Читаем без скачивания «Якорь спасения». Православная Церковь и Российское государство в эпоху императора Николая I. Очерки истории - Сергей Львович Фирсов
Шрифт:
Интервал:
Закладка:
Если иметь в виду, что митрополитом Киевским и Галицким владыка Филарет стал в апреле 1837 г., то описанная встреча иерархов прошла не ранее середины апреля 1837 г. Таким образом, потребовалось совсем немного времени, чтобы члены Св. Синода осознали свою ошибку, но отступать им было уже некуда. Их ошибка была тем обиднее, что граф буквально сразу после назначения обер-прокурором стал демонстрировать то, что в духовном ведомстве он – главное лицо. Так, летом 1836 г., иеромонах Климент (Можаров), в то время бакалавр столичной академии, с горечью констатируя, что новый обер-прокурор их всех «надул», приводил следующий пример. У митрополита Серафима (Глаголевского) был официальный обед, на который пришёл и граф Н. А. Протасов. «Бывало, – вспоминал отец Климент, – он (т. е. гр[аф] Протасов) приедет очень рано, вежливо со всеми раскланяется, ведёт себя скромно.

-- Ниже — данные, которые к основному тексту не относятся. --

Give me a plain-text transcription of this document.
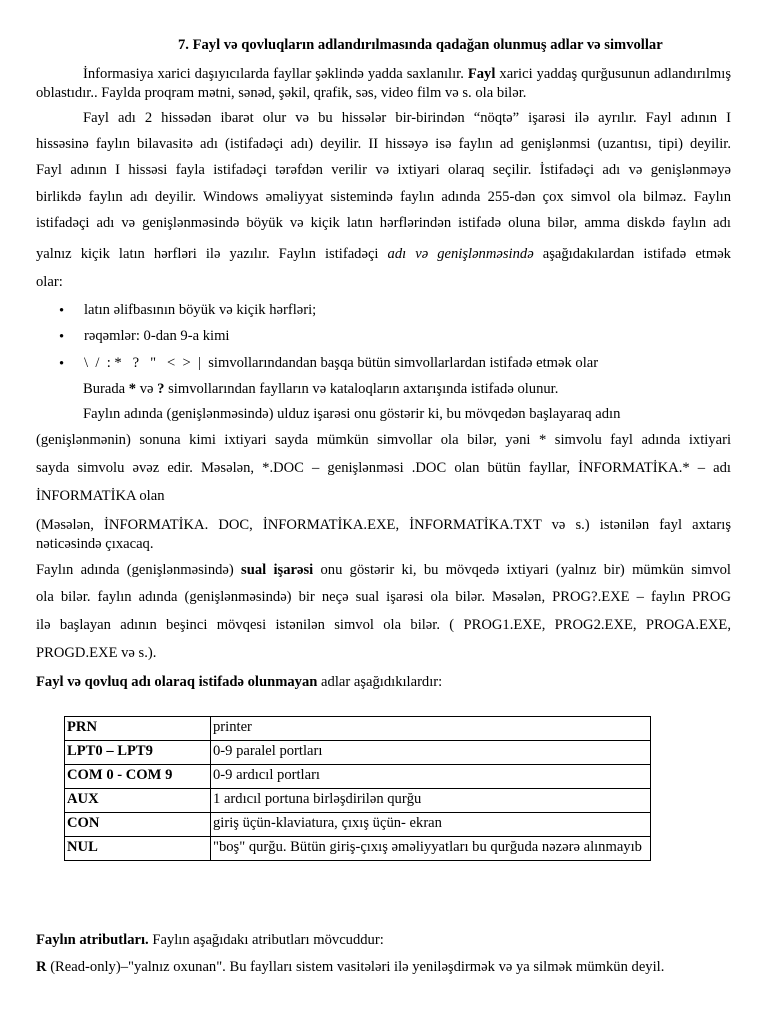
7. Fayl və qovluqların adlandırılmasında qadağan olunmuş adlar və simvollar
İnformasiya xarici daşıyıcılarda fayllar şəklində yadda saxlanılır. Fayl xarici yaddaş qurğusunun adlandırılmış oblastıdır.. Faylda proqram mətni, sənəd, şəkil, qrafik, səs, video film və s. ola bilər.
Fayl adı 2 hissədən ibarət olur və bu hissələr bir-birindən “nöqtə” işarəsi ilə ayrılır. Fayl adının I
hissəsinə faylın bilavasitə adı (istifadəçi adı) deyilir. II hissəyə isə faylın ad genişlənmsi (uzantısı, tipi) deyilir.
Fayl adının I hissəsi fayla istifadəçi tərəfdən verilir və ixtiyari olaraq seçilir. İstifadəçi adı və genişlənməyə
birlikdə faylın adı deyilir. Windows əməliyyat sistemində faylın adında 255-dən çox simvol ola bilməz. Faylın
istifadəçi adı və genişlənməsində böyük və kiçik latın hərflərindən istifadə oluna bilər, amma diskdə faylın adı
yalnız kiçik latın hərfləri ilə yazılır. Faylın istifadəçi adı və genişlənməsində aşağıdakılardan istifadə etmək
olar:
• latın əlifbasının böyük və kiçik hərfləri;
• rəqəmlər: 0-dan 9-a kimi
• \  /  : *   ?   "   <  >  |  simvollarındandan başqa bütün simvollarlardan istifadə etmək olar
Burada * və ? simvollarından faylların və kataloqların axtarışında istifadə olunur.
Faylın adında (genişlənməsində) ulduz işarəsi onu göstərir ki, bu mövqedən başlayaraq adın
(genişlənmənin) sonuna kimi ixtiyari sayda mümkün simvollar ola bilər, yəni * simvolu fayl adında ixtiyari
sayda simvolu əvəz edir. Məsələn, *.DOC – genişlənməsi .DOC olan bütün fayllar, İNFORMATİKA.* – adı
İNFORMATİKA olan
(Məsələn, İNFORMATİKA. DOC, İNFORMATİKA.EXE, İNFORMATİKA.TXT və s.) istənilən fayl axtarış
nəticəsində çıxacaq.
Faylın adında (genişlənməsində) sual işarəsi onu göstərir ki, bu mövqedə ixtiyari (yalnız bir) mümkün simvol
ola bilər. faylın adında (genişlənməsində) bir neçə sual işarəsi ola bilər. Məsələn, PROG?.EXE – faylın PROG
ilə başlayan adının beşinci mövqesi istənilən simvol ola bilər. ( PROG1.EXE, PROG2.EXE, PROGA.EXE,
PROGD.EXE və s.).
Fayl və qovluq adı olaraq istifadə olunmayan adlar aşağıdıkılardır:
PRN	printer
LPT0 – LPT9	0-9 paralel portları
COM 0 - COM 9	0-9 ardıcıl portları
AUX	1 ardıcıl portuna birləşdirilən qurğu
CON	giriş üçün-klaviatura, çıxış üçün- ekran
NUL	"boş" qurğu. Bütün giriş-çıxış əməliyyatları bu qurğuda nəzərə alınmayıb
Faylın atributları. Faylın aşağıdakı atributları mövcuddur:
R (Read-only)–"yalnız oxunan". Bu faylları sistem vasitələri ilə yeniləşdirmək və ya silmək mümkün deyil.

Ну а вчера заставил всех порядочно подождать себя; потом прошёл через залу, стуча своею саблею и не обращая никакого внимания на наши поклоны, и после, как в гостиной у митрополита, так и за столом, оказался вовсе не тем, чем до сих пор был. Слышно также, что и в Св. Синоде начинает всем командовать. Да, кажется, мы ошиблись»[598].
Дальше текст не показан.